"Expérimenter le leadership partagé et les rencontres en pleine nature"

Publié le par La migration des oies sauvages 2011

 

Ces quatre jours de migration passés font écho avec quelques uns de mes questionnements sur comment je participe à la vie et à l’atmosphère d’un groupe et comment je rencontre l’autre, autrement dit comment nous nous rencontrons.

Par mes manières d’être dans le groupe, je participe à former, influencer, infléchir les événements qui s’y vivent ? Qu’elles sont ces manières, comment j’éprouve, je m’avance et m’ajuste avec ce monde. Et avec ce thème-projet de leadership partagé, qu’est ce qui se joue pour moi et comment cela joue vis à vis de la position de leader, celui qui ici pour moi donne la direction et en répond devant les autres. J’ai porté particulièrement mon attention et ma conscience sur ces moments d’engagement et de décision qui ont émaillé les quatre jours, j’y vais ou j’y vais pas, je me retiens ou me risque.

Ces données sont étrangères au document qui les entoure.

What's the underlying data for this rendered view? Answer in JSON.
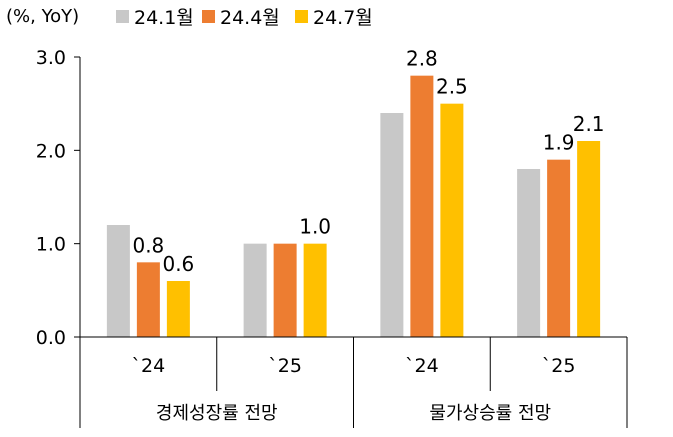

Et qu’est ce qui a permis à notre groupe de tenir à peu près ensemble et à moi de rester présent quatre jours.

Arrivant

J’arrive avec la curiosité. La curiosité, c’est pour moi promesse de surprises, j’aime éprouver l’émotion de la surprise, elle est jouissance et me pousse en avant de l’anxiété pouvant poindre. Je viens à cette migration avec la volonté liée au thème; « rencontrer ». Rencontrer ; cela évoque la forme de thérapie que j’ai choisie en tant que gestalt- thérapeute, « thérapie de la rencontre ». Dans cette expérimentation hors d’un cadre thérapeutique, y-aura-t-il de quoi enrichir ma pratique, enrichir ma posture vis à vis d’un groupe et même, les rencontres seront-elles transformatrices, peut-être ? Je l’espère. j 145r

Rencontrer

Rencontrer. Dans ces circonstances de migration, rencontrer, cela a pris pour moi des formes variées. J’ai été présent physiquement et dans les interactions qui se présentaient, je ne me suis pas ou peu isolé. J’ai tenté de jouer ma partition dans le groupe et les situations, m’interrogeant dans les moments de retrait, j’ai pu déposer et échanger des paroles en cercle ou deux à deux, j’ai touché et me suis laissé touché physiquement et émotionnellement, j’ai regardé et me suis laissé regarder, j’ai partagé des repas, fait des projets, j’ai parfois osé plus que de coutume poser un acte ou une parole, j’ai choisi d’interpeler ou pas, choisi d’agir ou pas, de dire mon expérience et révéler de moi. Tout cela, non comme dans la quotidienneté, mais, dans cette situation exceptionnelle qu’est la migration 2011, engagé dans chaque affaire et sans craindre l’intensité des situations (le fait d’être entre gestaltistes est facilitant pour moi), et si possible, c’est le sentiment que j’ai eu, dans une conscience s’accroissant (aware devenant concious) par moi-même ou en étant témoin de ce qui se passait dans de groupe, actes et paroles.

Il me vient

Vis-à-vis du groupe, émerge l’idée d’un possible « ex-sister ensemble», qui ferait que les situations qui se déploient durant les quatre jours prennent des formes d’ouvertures co-créées et ajustées aux circonstances, au fil du temps, « sur la pointe du temps », se retenant, questionnant, éprouvant des automatismes prématurés organisateurs d’un groupe[1], un être-ensemble.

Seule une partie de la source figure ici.